Improvement to ACL extension?
Peter Brogren
hg at bems.se
Wed Jan 25 01:41:17 CST 2012
Hello Developers,
While trying to set up some basic access rules to only allow certain
people to push changes into specific branches I studied the operation of
the ACL extension. In my opinion the basic rules for determining whether
a push is allowed or not is non-ideal. Essentially the check is first to
see a user is on the deny list, then the allow list is checked and
lastly the default is to allow. In my opinion it would make more sense
to have the order changed so that either check in the order a) check if
allowed, b) check if not allowed and c) default to allow if no match or
the complete reverse. I have seen people trying to set up the basic rule
of allowing a specific set of users access to push into the default
branch and all others can push to wherever they want EXCEPT the default
branch. The way the ACL extension works now, this is pretty hard unless
we list all these other users under the deny section, and of course we
would prefer to specifically name the ones with access and everyone else
(default) will not get access. If users can register themselves it gets
even harder to use the current ACL hook. However in the suggested
approach it would be a simple rule to name the ones with access in the
allow section and then put everyone else in the deny section as shown below:
[acl.allow.branches]
default = repomaster
[acl.deny.branches]
default = *
The suggested rule would also mean that any branch other than 'default'
would fall through to default behavior of allowing access.

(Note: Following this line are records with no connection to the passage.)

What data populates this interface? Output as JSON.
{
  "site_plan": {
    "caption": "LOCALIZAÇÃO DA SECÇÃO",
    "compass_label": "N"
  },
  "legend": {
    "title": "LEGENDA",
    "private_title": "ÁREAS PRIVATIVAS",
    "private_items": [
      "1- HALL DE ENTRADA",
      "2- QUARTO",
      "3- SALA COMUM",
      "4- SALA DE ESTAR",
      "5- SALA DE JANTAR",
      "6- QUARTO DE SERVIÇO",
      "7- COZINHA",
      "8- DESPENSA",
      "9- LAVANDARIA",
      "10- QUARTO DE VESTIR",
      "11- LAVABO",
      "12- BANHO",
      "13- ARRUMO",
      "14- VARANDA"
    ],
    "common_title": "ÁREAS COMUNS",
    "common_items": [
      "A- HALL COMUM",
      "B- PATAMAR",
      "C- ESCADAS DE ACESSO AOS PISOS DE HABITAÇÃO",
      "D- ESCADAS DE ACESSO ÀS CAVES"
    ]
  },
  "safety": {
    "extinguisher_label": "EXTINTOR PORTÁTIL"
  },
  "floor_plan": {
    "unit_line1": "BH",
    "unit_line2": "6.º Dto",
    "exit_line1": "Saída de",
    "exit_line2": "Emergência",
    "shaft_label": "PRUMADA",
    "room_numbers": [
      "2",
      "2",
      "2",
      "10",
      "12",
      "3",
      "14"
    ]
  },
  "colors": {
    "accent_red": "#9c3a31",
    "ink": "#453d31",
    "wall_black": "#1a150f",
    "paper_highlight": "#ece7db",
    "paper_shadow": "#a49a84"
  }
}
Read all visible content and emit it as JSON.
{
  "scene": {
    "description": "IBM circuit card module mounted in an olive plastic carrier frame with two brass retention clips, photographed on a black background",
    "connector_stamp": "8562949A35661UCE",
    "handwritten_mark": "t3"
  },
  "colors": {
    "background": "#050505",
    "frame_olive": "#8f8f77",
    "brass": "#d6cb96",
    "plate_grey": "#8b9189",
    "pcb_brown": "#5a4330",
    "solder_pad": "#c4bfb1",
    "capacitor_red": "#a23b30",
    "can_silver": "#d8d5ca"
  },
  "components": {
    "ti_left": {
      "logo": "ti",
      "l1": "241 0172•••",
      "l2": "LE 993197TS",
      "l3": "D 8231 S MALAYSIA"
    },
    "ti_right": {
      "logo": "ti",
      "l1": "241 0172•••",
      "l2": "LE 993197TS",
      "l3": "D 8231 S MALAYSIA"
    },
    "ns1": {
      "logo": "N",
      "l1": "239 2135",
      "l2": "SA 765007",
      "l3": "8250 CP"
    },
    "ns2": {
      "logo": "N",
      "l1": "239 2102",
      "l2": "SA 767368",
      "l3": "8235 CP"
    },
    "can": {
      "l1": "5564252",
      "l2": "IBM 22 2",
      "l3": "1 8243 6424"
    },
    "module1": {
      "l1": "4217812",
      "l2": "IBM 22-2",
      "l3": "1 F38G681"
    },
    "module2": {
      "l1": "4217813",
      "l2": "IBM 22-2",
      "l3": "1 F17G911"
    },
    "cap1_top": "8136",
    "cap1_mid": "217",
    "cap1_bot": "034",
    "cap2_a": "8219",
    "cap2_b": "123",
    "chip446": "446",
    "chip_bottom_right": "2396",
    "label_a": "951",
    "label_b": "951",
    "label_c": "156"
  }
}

Now looking at how to implement this, the checks would be like this:
if specifically allowed to push into branch
great news => you can push!
else if specifically NOT allowed to push # note that we only check
deny if we were not specifically allowed above
bad news => permission denied!
else # if no rule specified the default behavior applies
good news => you can push!
While then looking a bit further into this (I have never programmed in
Python before!) I started checking if I could actually change the code
in the ACL extension to give me this exact behaviour. I also found there
is a section called "acl.allow" which isn't really obvious from the name
what it is for (as is the case with the acl.allow.branch) so I renamed
this section to "acl.allow.paths" which just shows better what it is
for. I then implemented the above behaviour for both branches and paths.
Now, because I have done this anyway, I thought I could share this since
I have found quite a few others having similar problems as the example
above with the 'default' branch access. I'm not sure though if it is a
good idea to include this as a replacement for the existing ACL
extension since the configuration is not compatible with the existing
extension. Anyone using a configuration with the existing ACL extension
would need to rewrite their configuration so it might not be ideal.
However, I believe this rule would make more sense for controlling
access to the repository and hopefully someone else can get use out of this.
If there is interest for this extension to be included, I am happy to
test thoroughly and update the comment section at the top of the file so
the rules are explained in a way that represents this new algorithm.